"Apa?"
"Mana yang baku antara nekat dan nekad?"
"Tidak bisa dimungkiri, kebiasaan pelafalan memantik kekeliruan penulisan," ujar Sabda menanggapi pertanyaan Willy. Ia berhenti sejenak, lalu berkata, "Kita lafalkan nekat dengan nekad. Maksudku, huruf 't' pada akhir kata itu kita ganti dengan konsonan 'd'. Begitu terus setiap saat. Lambat laun, kata nekad-lah yang lekat di dalam ingatan kita, merajak di alam bawah sadar, lantas kita mengira itulah kata yang baku."
Willy sudah duduk mencangkung di samping Sam yang mengorok.
"Akibat salah eja," kata Sabda, "kesalahan juga terjadi saat kita menulis bejat. Sebagian di antara kita menggunakan huruf 'd' di akhir kata alih-alih konsonan 't'. Alhasil, kita menyangka yang baku adalah bejad. Padahal bejat."Â
Ia menarik napas. "Kita juga bisa mengasah kepekaan gramatikal kita pada kata skuat. Di media daring, terutama media penyampai berita olahraga, kata tersebut acapkali dikira skuad. Sekali lagi, konsonan 'd' kita biarkan merambah lahan rezeki huruf 't'. Dan, kesalahan itu kita biarkan terus terjadi. Itu sebabnya disebut salah kaprah. Artinya 'kesalahan yang dilazimkan atau dilumrahkan'."
Willy menjawil lengan Sam. "Kasih tahu Riva, Sam, yang betul itu nekat!"
Sam sontak bangun dan memberengut. "Apaan sih!"
Willy terkakak-kakak. Gema tawanya membahana di sela batang-batang kopi.
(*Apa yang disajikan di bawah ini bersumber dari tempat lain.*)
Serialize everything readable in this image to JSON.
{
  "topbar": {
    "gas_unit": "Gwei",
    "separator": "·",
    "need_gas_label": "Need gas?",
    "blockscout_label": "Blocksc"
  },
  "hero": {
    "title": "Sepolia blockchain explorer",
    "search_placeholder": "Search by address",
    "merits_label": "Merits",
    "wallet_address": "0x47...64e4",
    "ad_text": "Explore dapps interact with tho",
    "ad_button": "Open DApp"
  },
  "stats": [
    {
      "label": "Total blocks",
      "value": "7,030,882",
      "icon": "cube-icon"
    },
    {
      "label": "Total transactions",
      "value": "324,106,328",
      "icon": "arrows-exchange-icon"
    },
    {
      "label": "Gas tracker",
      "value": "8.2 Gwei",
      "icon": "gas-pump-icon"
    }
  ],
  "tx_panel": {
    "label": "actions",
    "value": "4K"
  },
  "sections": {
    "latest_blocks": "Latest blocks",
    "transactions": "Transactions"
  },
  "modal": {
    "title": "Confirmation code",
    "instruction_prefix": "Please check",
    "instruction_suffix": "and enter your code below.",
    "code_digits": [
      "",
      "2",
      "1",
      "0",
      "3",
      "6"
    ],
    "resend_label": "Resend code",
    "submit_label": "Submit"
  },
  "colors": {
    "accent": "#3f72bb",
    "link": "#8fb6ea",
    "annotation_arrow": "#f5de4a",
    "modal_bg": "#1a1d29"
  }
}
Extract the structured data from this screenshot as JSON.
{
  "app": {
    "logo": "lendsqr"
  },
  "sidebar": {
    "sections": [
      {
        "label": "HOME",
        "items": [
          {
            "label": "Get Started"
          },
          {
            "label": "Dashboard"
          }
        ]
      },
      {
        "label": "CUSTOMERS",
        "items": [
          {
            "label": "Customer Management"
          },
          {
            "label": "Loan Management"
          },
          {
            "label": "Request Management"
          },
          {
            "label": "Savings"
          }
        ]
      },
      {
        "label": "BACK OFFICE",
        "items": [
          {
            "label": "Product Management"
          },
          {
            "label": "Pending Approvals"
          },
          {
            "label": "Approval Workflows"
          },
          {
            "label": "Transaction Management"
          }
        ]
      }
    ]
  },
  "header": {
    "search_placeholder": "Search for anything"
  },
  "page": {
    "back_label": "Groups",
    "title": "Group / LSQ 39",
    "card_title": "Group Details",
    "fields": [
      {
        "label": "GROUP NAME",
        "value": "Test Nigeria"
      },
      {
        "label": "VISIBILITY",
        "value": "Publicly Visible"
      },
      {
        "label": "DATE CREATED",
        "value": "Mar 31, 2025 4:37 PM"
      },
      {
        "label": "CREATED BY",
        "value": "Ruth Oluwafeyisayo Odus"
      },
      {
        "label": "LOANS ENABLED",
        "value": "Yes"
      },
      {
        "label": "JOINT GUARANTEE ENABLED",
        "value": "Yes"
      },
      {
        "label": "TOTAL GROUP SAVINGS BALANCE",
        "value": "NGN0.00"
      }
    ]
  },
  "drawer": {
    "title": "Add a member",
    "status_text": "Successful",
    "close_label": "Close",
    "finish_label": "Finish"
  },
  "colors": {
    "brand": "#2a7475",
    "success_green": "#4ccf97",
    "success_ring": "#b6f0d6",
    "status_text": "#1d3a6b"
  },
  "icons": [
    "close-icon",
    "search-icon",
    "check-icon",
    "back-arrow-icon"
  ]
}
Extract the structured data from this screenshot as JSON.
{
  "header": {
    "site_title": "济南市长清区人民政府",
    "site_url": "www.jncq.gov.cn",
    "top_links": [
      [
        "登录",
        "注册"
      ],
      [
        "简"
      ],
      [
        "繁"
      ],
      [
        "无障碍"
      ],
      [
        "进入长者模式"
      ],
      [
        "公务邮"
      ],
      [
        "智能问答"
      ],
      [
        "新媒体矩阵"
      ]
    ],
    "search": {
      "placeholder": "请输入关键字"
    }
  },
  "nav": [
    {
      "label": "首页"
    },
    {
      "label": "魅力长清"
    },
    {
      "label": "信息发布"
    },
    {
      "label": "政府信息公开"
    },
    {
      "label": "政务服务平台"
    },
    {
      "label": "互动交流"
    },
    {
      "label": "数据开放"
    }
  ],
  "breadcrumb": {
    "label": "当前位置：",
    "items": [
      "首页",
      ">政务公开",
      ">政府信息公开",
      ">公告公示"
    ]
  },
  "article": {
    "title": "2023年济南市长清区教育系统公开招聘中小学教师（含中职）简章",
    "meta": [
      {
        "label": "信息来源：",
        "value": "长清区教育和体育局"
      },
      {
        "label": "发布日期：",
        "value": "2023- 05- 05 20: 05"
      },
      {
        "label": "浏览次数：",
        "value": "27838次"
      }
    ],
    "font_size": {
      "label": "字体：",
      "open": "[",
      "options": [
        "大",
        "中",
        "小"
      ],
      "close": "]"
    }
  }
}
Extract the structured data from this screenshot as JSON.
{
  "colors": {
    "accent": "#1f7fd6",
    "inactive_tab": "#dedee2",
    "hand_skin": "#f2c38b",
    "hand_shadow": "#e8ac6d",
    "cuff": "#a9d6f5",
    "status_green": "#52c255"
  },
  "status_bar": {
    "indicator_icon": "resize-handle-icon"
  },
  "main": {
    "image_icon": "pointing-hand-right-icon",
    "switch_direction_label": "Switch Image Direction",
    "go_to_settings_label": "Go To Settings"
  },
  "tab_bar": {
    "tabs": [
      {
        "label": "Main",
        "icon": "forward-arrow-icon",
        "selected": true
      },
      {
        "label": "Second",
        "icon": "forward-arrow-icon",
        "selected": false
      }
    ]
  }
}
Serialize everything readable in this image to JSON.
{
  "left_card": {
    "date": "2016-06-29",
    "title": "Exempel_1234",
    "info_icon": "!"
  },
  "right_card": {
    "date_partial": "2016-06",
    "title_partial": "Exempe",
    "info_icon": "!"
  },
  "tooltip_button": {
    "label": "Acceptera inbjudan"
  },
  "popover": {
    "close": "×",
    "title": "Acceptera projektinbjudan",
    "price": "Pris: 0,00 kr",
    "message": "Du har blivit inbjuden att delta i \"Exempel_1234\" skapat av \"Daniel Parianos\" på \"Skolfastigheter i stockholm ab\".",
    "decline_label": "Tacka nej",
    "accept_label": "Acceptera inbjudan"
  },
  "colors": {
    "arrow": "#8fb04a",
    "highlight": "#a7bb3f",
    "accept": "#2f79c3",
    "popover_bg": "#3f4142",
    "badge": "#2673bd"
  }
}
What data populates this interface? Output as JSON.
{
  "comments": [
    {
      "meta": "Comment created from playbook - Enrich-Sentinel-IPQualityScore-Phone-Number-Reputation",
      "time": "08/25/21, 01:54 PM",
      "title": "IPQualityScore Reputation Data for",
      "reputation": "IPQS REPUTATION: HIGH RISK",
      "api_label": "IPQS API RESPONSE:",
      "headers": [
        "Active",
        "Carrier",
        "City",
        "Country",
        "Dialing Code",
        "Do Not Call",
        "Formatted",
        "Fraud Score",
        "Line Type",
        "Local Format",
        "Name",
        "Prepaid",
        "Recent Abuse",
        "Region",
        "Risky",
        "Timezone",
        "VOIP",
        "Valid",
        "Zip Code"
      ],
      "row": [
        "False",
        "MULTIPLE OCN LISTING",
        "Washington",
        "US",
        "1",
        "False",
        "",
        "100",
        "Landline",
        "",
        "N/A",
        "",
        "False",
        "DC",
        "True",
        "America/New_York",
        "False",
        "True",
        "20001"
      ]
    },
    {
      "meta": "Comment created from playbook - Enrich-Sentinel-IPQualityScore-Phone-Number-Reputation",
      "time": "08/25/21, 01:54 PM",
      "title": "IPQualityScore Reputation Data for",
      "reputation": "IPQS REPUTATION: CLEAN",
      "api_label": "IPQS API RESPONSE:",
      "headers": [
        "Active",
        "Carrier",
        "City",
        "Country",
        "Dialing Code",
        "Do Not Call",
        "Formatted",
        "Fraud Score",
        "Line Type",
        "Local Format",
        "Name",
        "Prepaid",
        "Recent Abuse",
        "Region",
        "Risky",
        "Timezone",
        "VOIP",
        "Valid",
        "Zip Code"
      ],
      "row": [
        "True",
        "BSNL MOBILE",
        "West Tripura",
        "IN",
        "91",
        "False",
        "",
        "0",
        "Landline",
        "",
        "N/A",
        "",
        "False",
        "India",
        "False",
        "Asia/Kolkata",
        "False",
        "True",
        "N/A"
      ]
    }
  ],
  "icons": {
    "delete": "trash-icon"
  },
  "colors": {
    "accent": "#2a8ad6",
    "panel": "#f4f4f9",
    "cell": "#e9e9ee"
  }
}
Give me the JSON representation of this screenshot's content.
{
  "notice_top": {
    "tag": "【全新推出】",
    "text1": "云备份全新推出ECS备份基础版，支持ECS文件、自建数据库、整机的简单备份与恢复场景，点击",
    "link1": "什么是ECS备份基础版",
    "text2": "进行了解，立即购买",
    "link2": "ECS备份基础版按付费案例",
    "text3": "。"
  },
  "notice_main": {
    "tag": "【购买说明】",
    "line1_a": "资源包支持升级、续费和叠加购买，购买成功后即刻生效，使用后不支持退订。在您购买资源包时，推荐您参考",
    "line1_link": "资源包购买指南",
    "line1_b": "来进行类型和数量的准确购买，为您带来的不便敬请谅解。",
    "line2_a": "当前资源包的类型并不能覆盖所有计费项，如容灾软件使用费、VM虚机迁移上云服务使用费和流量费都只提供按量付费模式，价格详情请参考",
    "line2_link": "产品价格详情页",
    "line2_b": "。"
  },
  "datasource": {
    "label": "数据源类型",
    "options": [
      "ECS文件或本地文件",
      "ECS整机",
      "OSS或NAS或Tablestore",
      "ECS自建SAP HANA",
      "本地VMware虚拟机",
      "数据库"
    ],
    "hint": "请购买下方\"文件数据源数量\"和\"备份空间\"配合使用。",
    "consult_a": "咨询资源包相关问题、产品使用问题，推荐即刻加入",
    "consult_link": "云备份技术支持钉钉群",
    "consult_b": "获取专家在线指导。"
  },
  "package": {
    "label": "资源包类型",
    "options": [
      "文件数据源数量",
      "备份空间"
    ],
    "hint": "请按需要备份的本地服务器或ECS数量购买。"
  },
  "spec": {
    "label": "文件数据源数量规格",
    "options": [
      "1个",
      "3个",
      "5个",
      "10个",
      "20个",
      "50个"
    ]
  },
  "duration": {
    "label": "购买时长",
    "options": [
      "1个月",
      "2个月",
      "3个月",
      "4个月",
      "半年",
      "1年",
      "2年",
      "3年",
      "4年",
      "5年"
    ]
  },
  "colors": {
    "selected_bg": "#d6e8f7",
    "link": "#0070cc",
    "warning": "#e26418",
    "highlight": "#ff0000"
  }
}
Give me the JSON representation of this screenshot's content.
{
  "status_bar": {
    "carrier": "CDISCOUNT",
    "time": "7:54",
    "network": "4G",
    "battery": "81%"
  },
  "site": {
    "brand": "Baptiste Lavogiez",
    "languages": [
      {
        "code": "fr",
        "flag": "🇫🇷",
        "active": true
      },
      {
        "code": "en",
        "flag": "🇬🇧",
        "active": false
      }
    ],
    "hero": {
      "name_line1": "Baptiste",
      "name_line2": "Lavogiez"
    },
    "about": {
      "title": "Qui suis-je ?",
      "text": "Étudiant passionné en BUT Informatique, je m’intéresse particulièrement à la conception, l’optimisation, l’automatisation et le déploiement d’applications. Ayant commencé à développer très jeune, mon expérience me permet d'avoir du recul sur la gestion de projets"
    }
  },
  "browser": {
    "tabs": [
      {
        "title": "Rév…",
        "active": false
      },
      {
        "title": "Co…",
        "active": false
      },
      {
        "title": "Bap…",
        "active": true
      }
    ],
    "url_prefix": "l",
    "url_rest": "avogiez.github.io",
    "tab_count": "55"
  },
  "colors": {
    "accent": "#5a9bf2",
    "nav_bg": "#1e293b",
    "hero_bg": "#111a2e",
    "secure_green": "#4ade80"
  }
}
Sabda sedang asyik memacari gawai. Jemarinya menari lincah. Sesekali ia mendongak, sesekali menunduk. Kadang mencelangap, kadang menganga. Willy tersenyum-senyum melihat sahabatnya. Lelaki kelahiran Jeneponto itu pasti sedang sibuk menulis puisi. Ia turun dari dangau dan duduk di sebelah Sabda. Ia terperangah membaca untaian kalimat.
Pada November, aku selalu ingin merayakan hari kelahiran bersama buku yang tiap-tiap halamannya selalu ingin dibaca. Bagiku, kamulah buku yang rahasianya tak pernah rampung kubaca.